The Cincinnati Bengals had high hopes for their 2015 NFL Draft class, which was supposed to go a long way toward contributing to long-term stability along the offensive line. They used their first two picks that year, in rounds one and two, on offensive tackles, in their minds preparing for the departures of their then-current starters.
Those starters ended up leaving, but the young players were unable to step up into their places. The big blow was the departure of left tackle Andrew Whitworth. First-round pick Cedric Ogbuehi has struggled significantly to lock up a job either there or at right tackle the past two years, but will try once again at right tackle, from which position he was benched in 2016.
The other tackle that year, Jake Fisher, has had a much more troubling journey. The second-round pick experienced an irregular heartbeat and was eventually placed on the Non-Football Injury List last season, undergoing heart surgery in mid-November.
He told reporters just weeks ago upon the start of mandatory minicamp that he had finally been cleared for a full practice. He was working in a limited capacity for the team during OTAs. He did not appear to have any obvious setbacks over the course of the three-day minicamp.
That bodes well for his being able to make a return to football normalcy come training camp later this month, even if there may not be a role for him immediately. The Bengals this offseason made a move to acquire Cordy Glenn from the Buffalo Bills for a third-round draft pick.
Chances are we may be back to where we were a couple of years ago, with Fisher and Ogbuehi competing to take over the right tackle spot that was vacated by Andre Smith. Only they re-signed Smith last year, and he eventually ended up back in that spot late in the year after starting at right guard initially. Bobby Hart is another player that could potentially compete for that position.
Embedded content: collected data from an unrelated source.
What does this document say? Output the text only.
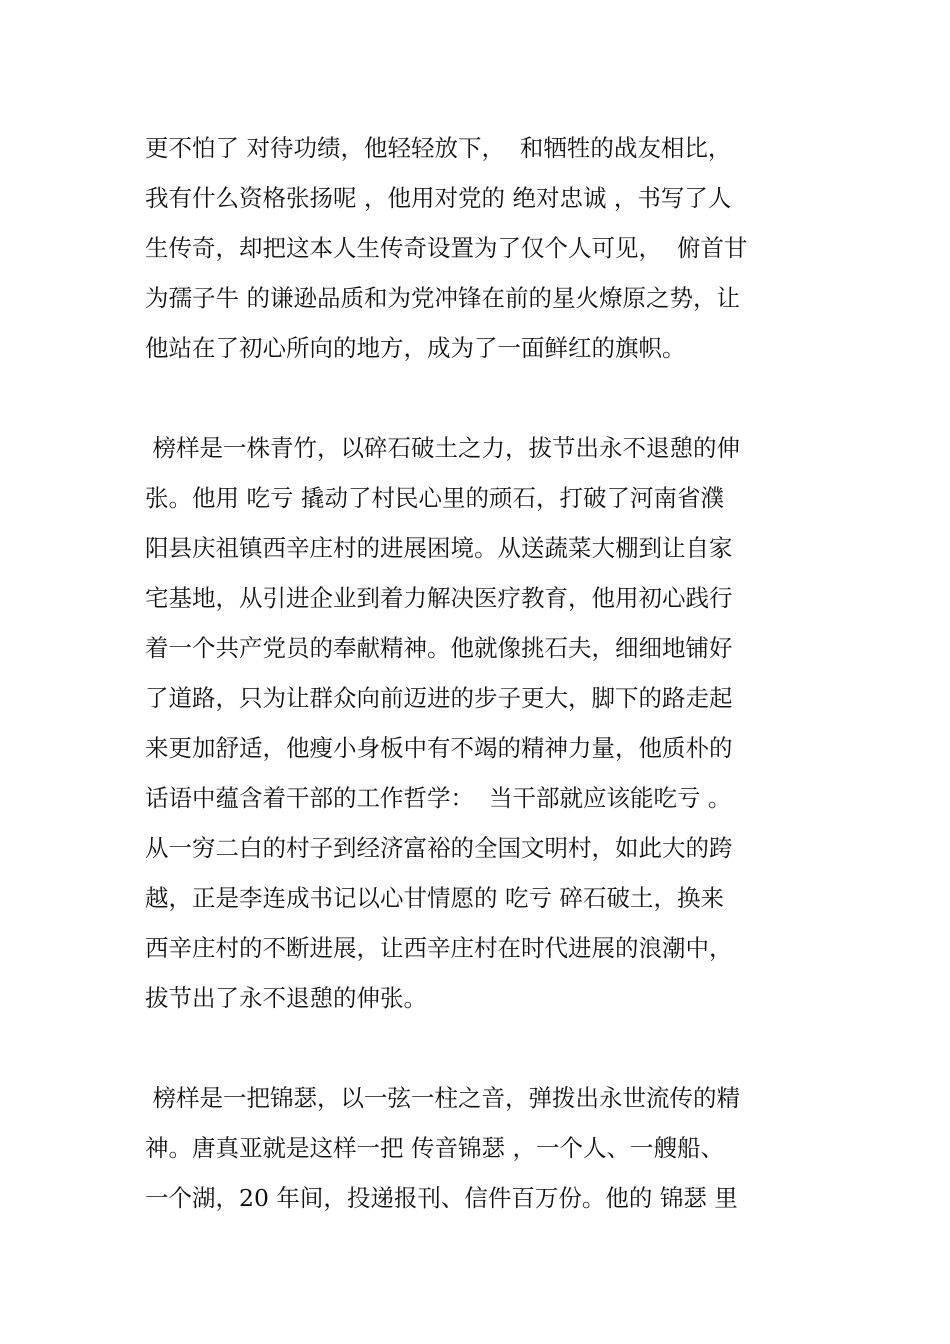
更不怕了 对待功绩，他轻轻放下，  和牺牲的战友相比，
我有什么资格张扬呢 ，他用对党的 绝对忠诚 ，书写了人
生传奇，却把这本人生传奇设置为了仅个人可见，  俯首甘
为孺子牛 的谦逊品质和为党冲锋在前的星火燎原之势，让
他站在了初心所向的地方，成为了一面鲜红的旗帜。
榜样是一株青竹，以碎石破土之力，拔节出永不退憩的伸
张。他用 吃亏 撬动了村民心里的顽石，打破了河南省濮
阳县庆祖镇西辛庄村的进展困境。从送蔬菜大棚到让自家
宅基地，从引进企业到着力解决医疗教育，他用初心践行
着一个共产党员的奉献精神。他就像挑石夫，细细地铺好
了道路，只为让群众向前迈进的步子更大，脚下的路走起
来更加舒适，他瘦小身板中有不竭的精神力量，他质朴的
话语中蕴含着干部的工作哲学：  当干部就应该能吃亏 。
从一穷二白的村子到经济富裕的全国文明村，如此大的跨
越，正是李连成书记以心甘情愿的 吃亏 碎石破土，换来
西辛庄村的不断进展，让西辛庄村在时代进展的浪潮中，
拔节出了永不退憩的伸张。
榜样是一把锦瑟，以一弦一柱之音，弹拨出永世流传的精
神。唐真亚就是这样一把 传音锦瑟 ，一个人、一艘船、
一个湖，20 年间，投递报刊、信件百万份。他的 锦瑟 里
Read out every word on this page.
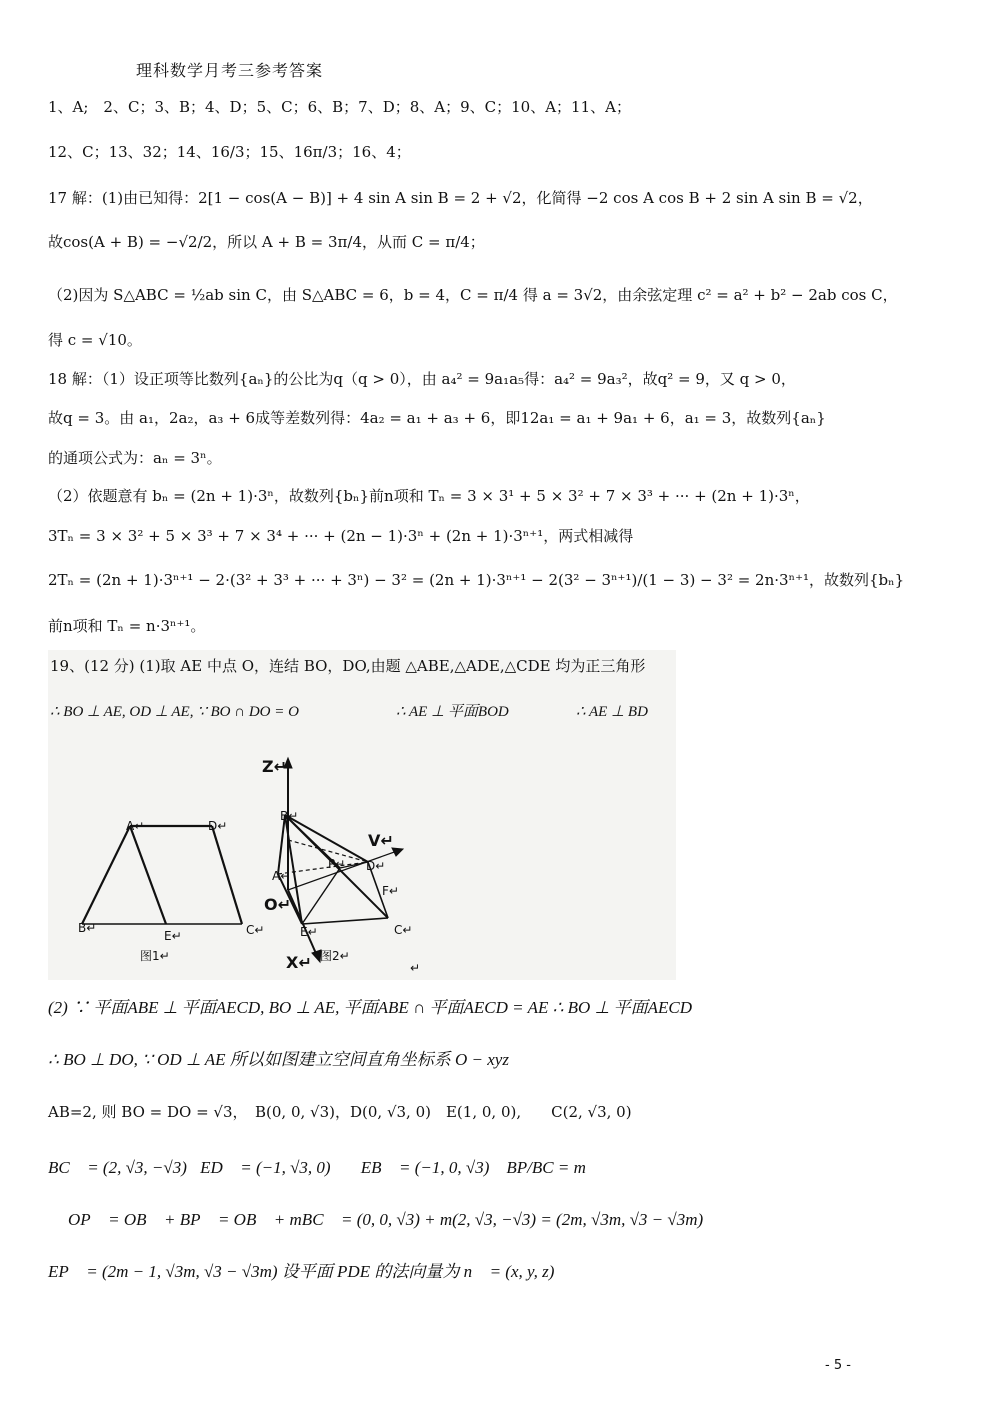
理科数学月考三参考答案
1、A;　2、C；3、B；4、D；5、C；6、B；7、D；8、A；9、C；10、A；11、A；
12、C；13、32；14、16/3；15、16π/3；16、4；
17 解：(1)由已知得：2[1 − cos(A − B)] + 4 sin A sin B = 2 + √2，化简得 −2 cos A cos B + 2 sin A sin B = √2，
故cos(A + B) = −√2/2，所以 A + B = 3π/4，从而 C = π/4；
（2)因为 S△ABC = ½ab sin C，由 S△ABC = 6，b = 4，C = π/4 得 a = 3√2，由余弦定理 c² = a² + b² − 2ab cos C，
得 c = √10。
18 解：（1）设正项等比数列{aₙ}的公比为q（q > 0），由 a₄² = 9a₁a₅得：a₄² = 9a₃²，故q² = 9，又 q > 0，
故q = 3。由 a₁，2a₂，a₃ + 6成等差数列得：4a₂ = a₁ + a₃ + 6，即12a₁ = a₁ + 9a₁ + 6，a₁ = 3，故数列{aₙ}
的通项公式为：aₙ = 3ⁿ。
（2）依题意有 bₙ = (2n + 1)·3ⁿ，故数列{bₙ}前n项和 Tₙ = 3 × 3¹ + 5 × 3² + 7 × 3³ + ··· + (2n + 1)·3ⁿ，
3Tₙ = 3 × 3² + 5 × 3³ + 7 × 3⁴ + ··· + (2n − 1)·3ⁿ + (2n + 1)·3ⁿ⁺¹，两式相减得
2Tₙ = (2n + 1)·3ⁿ⁺¹ − 2·(3² + 3³ + ··· + 3ⁿ) − 3² = (2n + 1)·3ⁿ⁺¹ − 2(3² − 3ⁿ⁺¹)/(1 − 3) − 3² = 2n·3ⁿ⁺¹，故数列{bₙ}
前n项和 Tₙ = n·3ⁿ⁺¹。
19、(12 分) (1)取 AE 中点 O，连结 BO，DO,由题 △ABE,△ADE,△CDE 均为正三角形
∴ BO ⊥ AE, OD ⊥ AE, ∵ BO ∩ DO = O	∴ AE ⊥ 平面BOD	∴ AE ⊥ BD
A↵	D↵
B↵
E↵	C↵
图1↵
Z↵
B↵
P↵
V↵
D↵
A↵
F↵
O↵
E↵	C↵
X↵ 图2↵
↵
(2) ∵ 平面ABE ⊥ 平面AECD, BO ⊥ AE, 平面ABE ∩ 平面AECD = AE ∴ BO ⊥ 平面AECD
∴ BO ⊥ DO, ∵ OD ⊥ AE 所以如图建立空间直角坐标系 O − xyz
AB=2, 则 BO = DO = √3，　B(0, 0, √3)，D(0, √3, 0)　E(1, 0, 0),　　C(2, √3, 0)
BC⃗ = (2, √3, −√3)，ED⃗ = (−1, √3, 0)　，EB⃗ = (−1, 0, √3)　BP/BC = m，
OP⃗ = OB⃗ + BP⃗ = OB⃗ + mBC⃗ = (0, 0, √3) + m(2, √3, −√3) = (2m, √3m, √3 − √3m)
EP⃗ = (2m − 1, √3m, √3 − √3m) 设平面 PDE 的法向量为 n⃗ = (x, y, z)，
- 5 -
Really, anything that comes around for Fisher in training camp, however, is a bonus. He is only about seven months removed from a procedure on his heart. That’s a scary situation that can really put things into perspective, but he’s clearly decided that he wants to continue to play football.
I grew up with somebody who had football aspirations. He had to have open-heart surgery and was never able to play again after that, even though he wanted to. Things could have gone differently for Fisher in this case.
Luckily for him, they seem to have worked out for the best, and to that end, I wish him continued success.